There’s some occasional discomfort with the camera - though it seems oddly fitting that Yooka-Laylee's camera would be afflicted by the occasional strange zoom-outs or camera-stuck-on-geometry moments of its 64-bit predecessors (though at least here you've actually got a second analog stick to work with this time). But controlling Yooka himself is a joy: running, jumping, and attacking all feel like they have just the right weight and momentum, and the extra moves you pick up are sensibly mapped for a comfortable control scheme.

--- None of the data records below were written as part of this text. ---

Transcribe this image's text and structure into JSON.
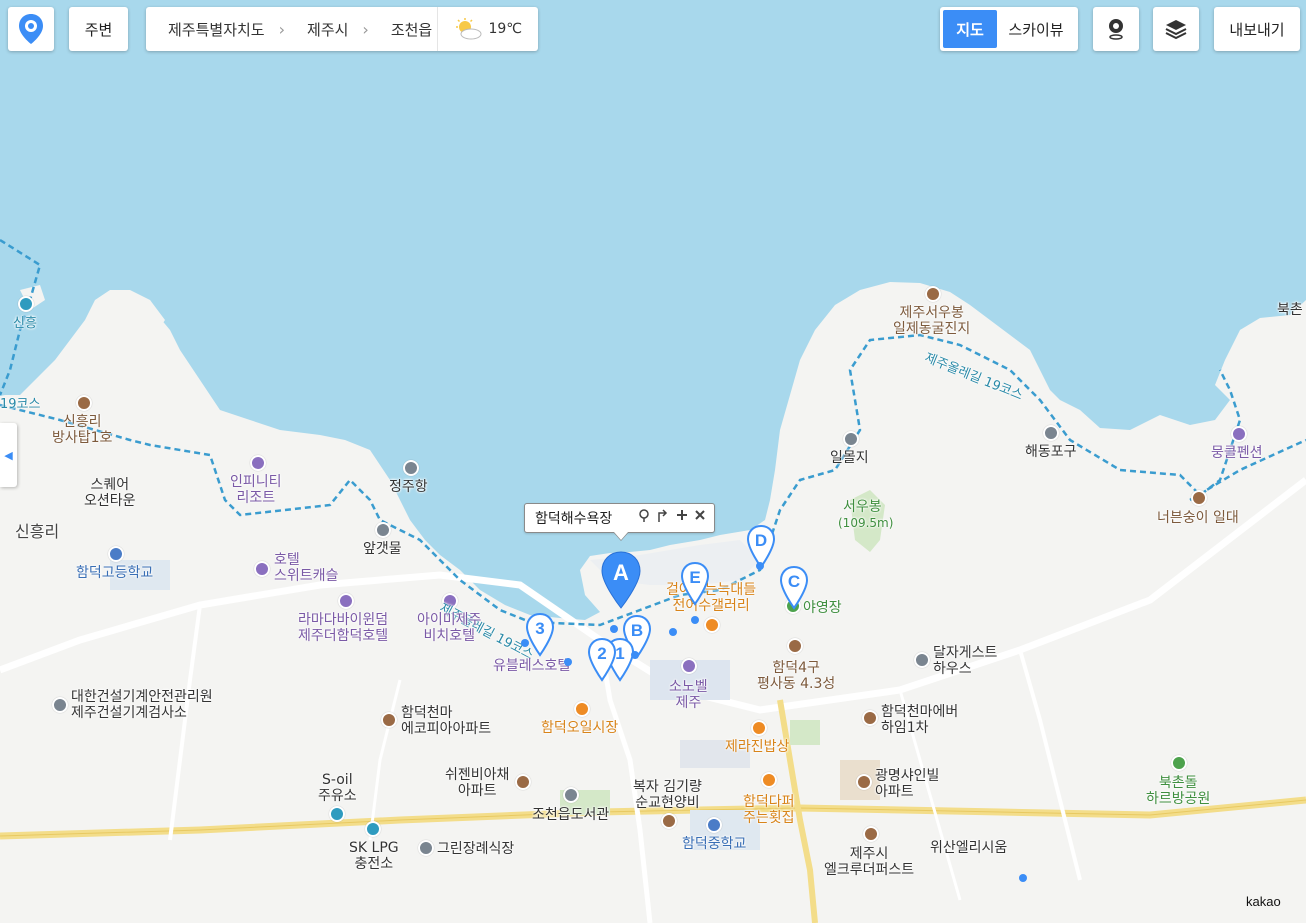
{
  "toolbar": {
    "home_icon": "map-pin-logo-icon",
    "nearby_label": "주변",
    "breadcrumb": [
      "제주특별자치도",
      "제주시",
      "조천읍"
    ],
    "weather_icon": "partly-cloudy-icon",
    "temperature": "19℃",
    "map_types": [
      {
        "label": "지도",
        "active": true
      },
      {
        "label": "스카이뷰",
        "active": false
      }
    ],
    "roadview_icon": "roadview-icon",
    "layers_icon": "layers-icon",
    "export_label": "내보내기"
  },
  "popup": {
    "title": "함덕해수욕장",
    "actions": [
      "roadview-icon",
      "directions-icon",
      "zoom-in-icon",
      "close-icon"
    ]
  },
  "markers": [
    "A",
    "B",
    "C",
    "D",
    "E",
    "1",
    "2",
    "3"
  ],
  "labels": {
    "sinheung_short": "신흥",
    "olle_left": "19코스",
    "olle_mid": "제주올레길 19코스",
    "olle_right": "제주올레길 19코스",
    "sinheung_tower": "신흥리\n방사탑1호",
    "infinity": "인피니티\n리조트",
    "jeongju": "정주항",
    "square": "스퀘어\n오션타운",
    "sinheungri": "신흥리",
    "apgat": "앞갯물",
    "hamdeok_high": "함덕고등학교",
    "hotel_suite": "호텔\n스위트캐슬",
    "ramada": "라마다바이윈덤\n제주더함덕호텔",
    "aimi": "아이미제주\n비치호텔",
    "daehan": "대한건설기계안전관리원\n제주건설기계검사소",
    "eco": "함덕천마\n에코피아아파트",
    "market": "함덕오일시장",
    "shezen": "쉬젠비아채\n아파트",
    "soil": "S-oil\n주유소",
    "sklpg": "SK LPG\n충전소",
    "green": "그린장례식장",
    "library": "조천읍도서관",
    "kim": "복자 김기량\n순교현양비",
    "hamdeok_mid": "함덕중학교",
    "sobel": "소노벨\n제주",
    "jeju_rice": "제라진밥상",
    "dapper": "함덕다퍼\n주는횟집",
    "pyeongsa": "함덕4구\n평사동 4.3성",
    "campground": "야영장",
    "gallery": "걸어가는늑대들\n전어수갤러리",
    "dalja": "달자게스트\n하우스",
    "chunma": "함덕천마에버\n하임1차",
    "gwangmyeong": "광명샤인빌\n아파트",
    "elkru": "제주시\n엘크루더퍼스트",
    "wisan": "위산엘리시움",
    "dolhareubang": "북촌돌\n하르방공원",
    "seowoo_cave": "제주서우봉\n일제동굴진지",
    "ilmolji": "일몰지",
    "seowoobong": "서우봉",
    "seowoobong_h": "(109.5m)",
    "haedong": "해동포구",
    "mungkle": "뭉클펜션",
    "neobeun": "너븐숭이 일대",
    "bukchon": "북촌",
    "ubles": "유블레스호텔",
    "hamdeok_beach_short": "함"
  },
  "attribution": "kakao"
}
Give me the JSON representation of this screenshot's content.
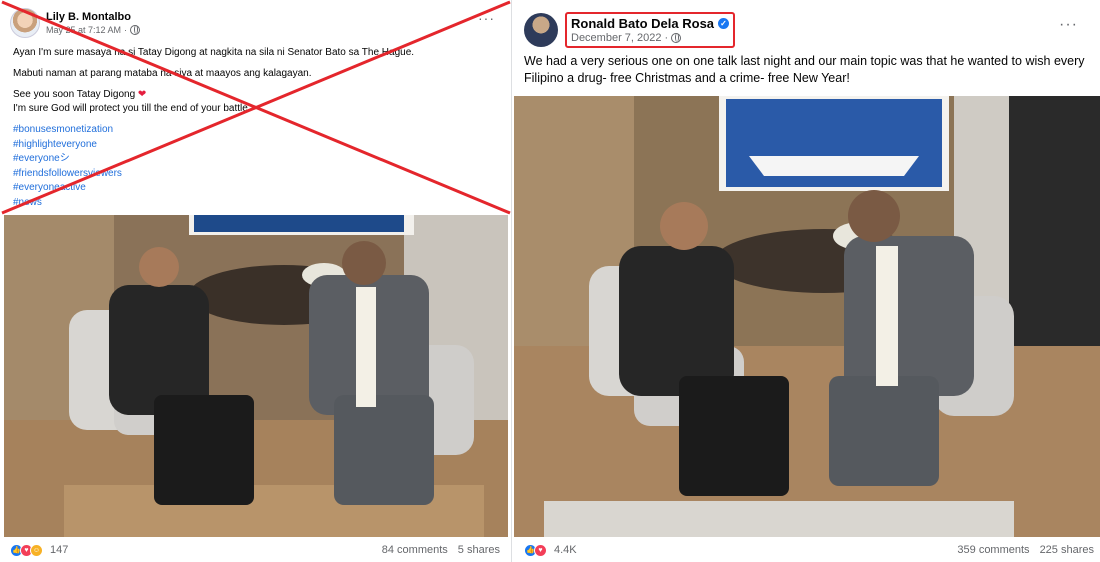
{
  "left_post": {
    "author": "Lily B. Montalbo",
    "timestamp": "May 25 at 7:12 AM",
    "more_label": "···",
    "text": {
      "line1": "Ayan I'm sure masaya na si Tatay Digong at nagkita na sila ni Senator Bato sa The Hague.",
      "line2": "Mabuti naman at parang mataba na siya at maayos ang kalagayan.",
      "line3": "See you soon Tatay Digong",
      "heart": "❤",
      "line4": "I'm sure God will protect you till the end of your battle."
    },
    "hashtags": [
      "#bonusesmonetization",
      "#highlighteveryone",
      "#everyoneシ",
      "#friendsfollowersviewers",
      "#everyoneactive",
      "#news"
    ],
    "footer": {
      "reactions": "147",
      "comments": "84 comments",
      "shares": "5 shares"
    }
  },
  "right_post": {
    "author": "Ronald Bato Dela Rosa",
    "verified_icon": "✓",
    "timestamp": "December 7, 2022 ·",
    "more_label": "···",
    "text": "We had a very serious one on one talk last night and our main topic was that he wanted to wish every Filipino a drug- free Christmas and a crime- free New Year!",
    "footer": {
      "reactions": "4.4K",
      "comments": "359 comments",
      "shares": "225 shares"
    }
  },
  "colors": {
    "cross": "#e4262c",
    "highlight_box": "#e4262c",
    "link": "#216fdb",
    "muted": "#65676b"
  },
  "icons": {
    "reactions": [
      "like-icon",
      "love-icon",
      "care-icon"
    ],
    "audience": "globe-icon",
    "verified": "verified-badge-icon"
  }
}
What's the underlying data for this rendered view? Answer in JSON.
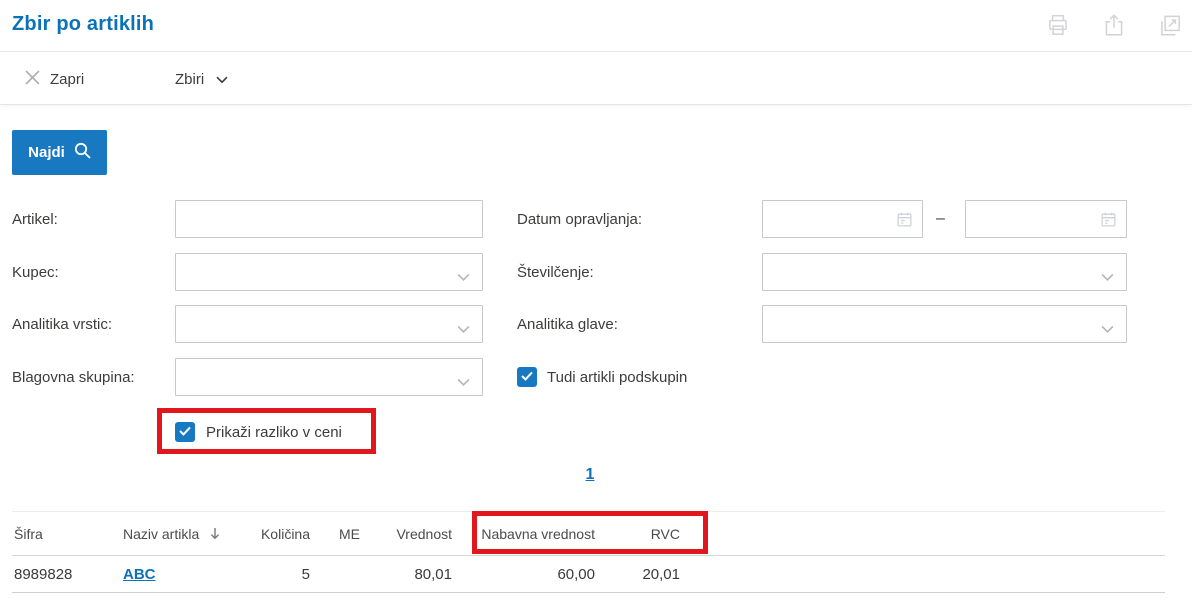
{
  "header": {
    "title": "Zbir po artiklih",
    "icons": [
      "print-icon",
      "export-icon",
      "open-new-window-icon"
    ]
  },
  "toolbar": {
    "close_label": "Zapri",
    "views_label": "Zbiri"
  },
  "search": {
    "find_label": "Najdi"
  },
  "filters": {
    "artikel": {
      "label": "Artikel:",
      "value": ""
    },
    "kupec": {
      "label": "Kupec:",
      "value": ""
    },
    "analitika_vrstic": {
      "label": "Analitika vrstic:",
      "value": ""
    },
    "blagovna_skupina": {
      "label": "Blagovna skupina:",
      "value": ""
    },
    "datum_opravljanja": {
      "label": "Datum opravljanja:",
      "from": "",
      "to": "",
      "separator": "–"
    },
    "stevilcenje": {
      "label": "Številčenje:",
      "value": ""
    },
    "analitika_glave": {
      "label": "Analitika glave:",
      "value": ""
    },
    "tudi_artikli_podskupin": {
      "label": "Tudi artikli podskupin",
      "checked": true
    },
    "prikazi_razliko_v_ceni": {
      "label": "Prikaži razliko v ceni",
      "checked": true
    }
  },
  "pagination": {
    "current_page": "1"
  },
  "table": {
    "headers": [
      "Šifra",
      "Naziv artikla",
      "Količina",
      "ME",
      "Vrednost",
      "Nabavna vrednost",
      "RVC"
    ],
    "sorted_column": "Naziv artikla",
    "sort_icon": "arrow-down",
    "rows": [
      {
        "sifra": "8989828",
        "naziv_artikla": "ABC",
        "kolicina": "5",
        "me": "",
        "vrednost": "80,01",
        "nabavna_vrednost": "60,00",
        "rvc": "20,01"
      }
    ]
  },
  "colors": {
    "accent_blue": "#0c72b8",
    "button_blue": "#1879c0",
    "checkbox_blue": "#1779c1",
    "annotation_red": "#e0181e"
  }
}
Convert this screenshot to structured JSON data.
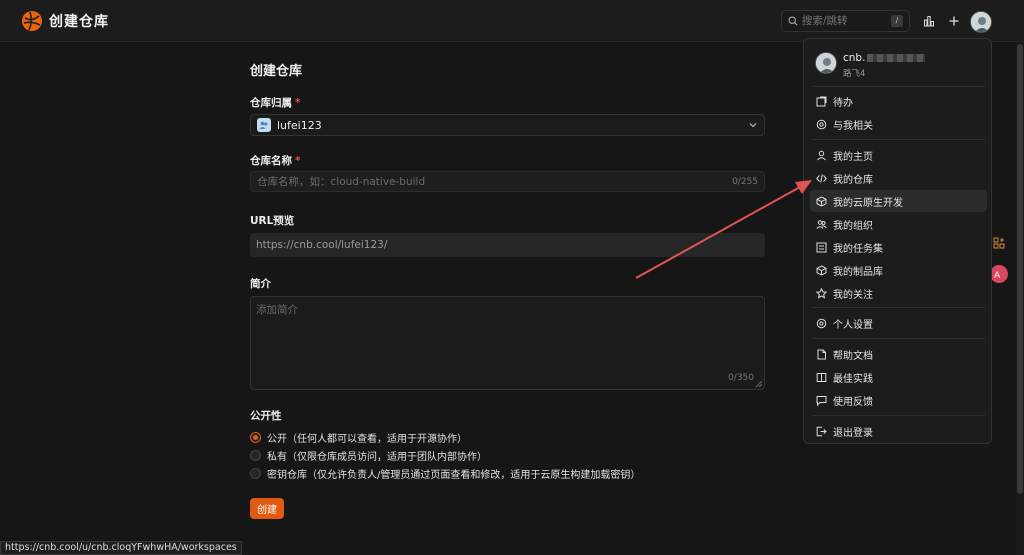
{
  "topbar": {
    "app_title": "创建仓库",
    "search_placeholder": "搜索/跳转",
    "search_shortcut": "/"
  },
  "form": {
    "page_title": "创建仓库",
    "owner_label": "仓库归属",
    "owner_value": "lufei123",
    "name_label": "仓库名称",
    "name_placeholder": "仓库名称，如：cloud-native-build",
    "name_counter": "0/255",
    "url_label": "URL预览",
    "url_value": "https://cnb.cool/lufei123/",
    "desc_label": "简介",
    "desc_placeholder": "添加简介",
    "desc_counter": "0/350",
    "visibility_label": "公开性",
    "visibility_options": [
      {
        "label": "公开（任何人都可以查看，适用于开源协作）",
        "checked": true
      },
      {
        "label": "私有（仅限仓库成员访问，适用于团队内部协作）",
        "checked": false
      },
      {
        "label": "密钥仓库（仅允许负责人/管理员通过页面查看和修改，适用于云原生构建加载密钥）",
        "checked": false
      }
    ],
    "create_button": "创建",
    "required_mark": "*"
  },
  "status_url": "https://cnb.cool/u/cnb.cloqYFwhwHA/workspaces",
  "menu": {
    "user_name": "cnb.",
    "user_sub": "路飞4",
    "items": [
      {
        "label": "待办",
        "icon": "todo-icon"
      },
      {
        "label": "与我相关",
        "icon": "at-icon"
      },
      {
        "label": "我的主页",
        "icon": "user-icon"
      },
      {
        "label": "我的仓库",
        "icon": "code-icon"
      },
      {
        "label": "我的云原生开发",
        "icon": "cube-cloud-icon"
      },
      {
        "label": "我的组织",
        "icon": "group-icon"
      },
      {
        "label": "我的任务集",
        "icon": "list-icon"
      },
      {
        "label": "我的制品库",
        "icon": "package-icon"
      },
      {
        "label": "我的关注",
        "icon": "star-icon"
      },
      {
        "label": "个人设置",
        "icon": "settings-icon"
      },
      {
        "label": "帮助文档",
        "icon": "doc-icon"
      },
      {
        "label": "最佳实践",
        "icon": "book-icon"
      },
      {
        "label": "使用反馈",
        "icon": "feedback-icon"
      },
      {
        "label": "退出登录",
        "icon": "logout-icon"
      }
    ]
  },
  "colors": {
    "accent": "#e05a12",
    "annotation_arrow": "#e05454"
  }
}
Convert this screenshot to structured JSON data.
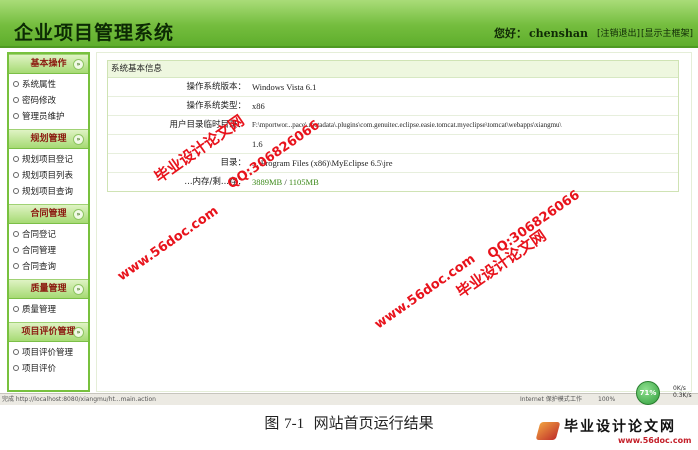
{
  "header": {
    "app_title": "企业项目管理系统",
    "greeting_label": "您好：",
    "username": "chenshan",
    "logout_link": "[注销退出]",
    "home_link": "[显示主框架]"
  },
  "sidebar": {
    "sections": [
      {
        "title": "基本操作",
        "items": [
          "系统属性",
          "密码修改",
          "管理员维护"
        ]
      },
      {
        "title": "规划管理",
        "items": [
          "规划项目登记",
          "规划项目列表",
          "规划项目查询"
        ]
      },
      {
        "title": "合同管理",
        "items": [
          "合同登记",
          "合同管理",
          "合同查询"
        ]
      },
      {
        "title": "质量管理",
        "items": [
          "质量管理"
        ]
      },
      {
        "title": "项目评价管理",
        "items": [
          "项目评价管理",
          "项目评价"
        ]
      }
    ],
    "toggle_icon": "chevron-icon"
  },
  "main": {
    "panel_title": "系统基本信息",
    "rows": [
      {
        "label": "操作系统版本：",
        "value": "Windows Vista  6.1"
      },
      {
        "label": "操作系统类型：",
        "value": "x86"
      },
      {
        "label": "用户目录临时目录：",
        "value": "F:\\mportwor...pace\\.metadata\\.plugins\\com.genuitec.eclipse.easie.tomcat.myeclipse\\tomcat\\webapps\\xiangmu\\"
      },
      {
        "label": "",
        "value": "1.6"
      },
      {
        "label": "目录：",
        "value": "...\\Program Files (x86)\\MyEclipse 6.5\\jre"
      },
      {
        "label": "...内存/剩...存：",
        "value_used": "3889MB",
        "value_sep": " / ",
        "value_free": "1105MB"
      }
    ]
  },
  "statusbar": {
    "left_text": "完成  http://localhost:8080/xiangmu/ht...main.action",
    "mid1": "Internet 保护模式",
    "mid2": "工作",
    "mid3": "100%",
    "progress_pct": "71%",
    "speed_up": "0K/s",
    "speed_down": "0.3K/s"
  },
  "watermarks": {
    "site": "www.56doc.com",
    "qq": "QQ:306826066",
    "brand": "毕业设计论文网"
  },
  "caption": {
    "label": "图",
    "number": "7-1",
    "text": "网站首页运行结果"
  },
  "corner_logo": {
    "title": "毕业设计论文网",
    "url": "www.56doc.com"
  }
}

My only hope is that you never have to switch to the behind-the-back 'aiming' mode for any boss fights, because trying to line up shots on a moving target seen from such an awkward viewing angle could get pretty gnarly. 

Level design

Keeping in mind that we've only dabbled in the first two worlds Yooka-Laylee has to offer, I'd call the early level designs good - but not great. It's as if they're keeping too true to the beloved platformers they're modeled after, presenting simple spaces and obstacles that don't often intersect. And yes, this is early on in the game, but there doesn't seem to be much opportunity for combining the mobility-enhancing moves at Yooka's disposal to traverse the gigantic stages. It seems like you just have to intermittently use some required move to progress - roll up a slick incline, use Laylee's sonar to activate invisible platforms, get extra jump height with your springy tail - without needing to master these abilities and devise an entirely new style of locomotion, as you might in Super Mario 64. Each move has great feedback when performed individually, but it doesn't feel like the levels encourage your platforming powers to flow together in an organic, satisfying way just yet.     

Exploring the world

Instead of using my collected Pagies to expand Tribalstack Tropics, I bounced back to the hub world in the big bad Capital B's hideout in search of the second world: the wintery Glitterglaze Glacier. And boy, Yooka-Laylee is in a tight spot here: including the obligatory ice world feels expected, but leaving it out would seem like a glaring omission. The level itself looks great, with crystalline ice caverns, fluffy snow banks, and a gorgeous skybox depicting a sunset on one side and the glow of a bright full moon against the night sky on the other. But the layout feels a bit too spacious at first blush, as if every interesting structure or group of enemies was its own island surrounded by a sea of simple, unexciting ground to cover. Good thing I upgraded Yooka's speedy roll move to take up less power and effectively last longer, because I think hoofing it from Point A to Point B would've been a tad boring.   

Challenges

Cavorting around Yooka-Laylee's worlds was a breezy, pleasantly steady progression of snagging Pagies - then out of nowhere, a mission in the Glitterglaze Glacier turned vicious and repeatedly smacked me down. It's a minecart ride along rails in the sky, which sounds simple enough... until you factor in the need to collect at least 100 preciously-placed diamonds dangled above instant-death pitfalls and enemies who can send you reeling toward your doom. Such a severe difficulty spike felt like stepping on a thumbtack while frolicing through a field of daisies, and I desperately hope this is just a mission that needs some more tuning. Whatever the case, it feels like I've gotten a sour taste of just how cruel Yooka-Laylee could potentially be. Its late-game challenges might either intimidate or entice you, depending on how punishing you like your platformers when striving for 100% completion.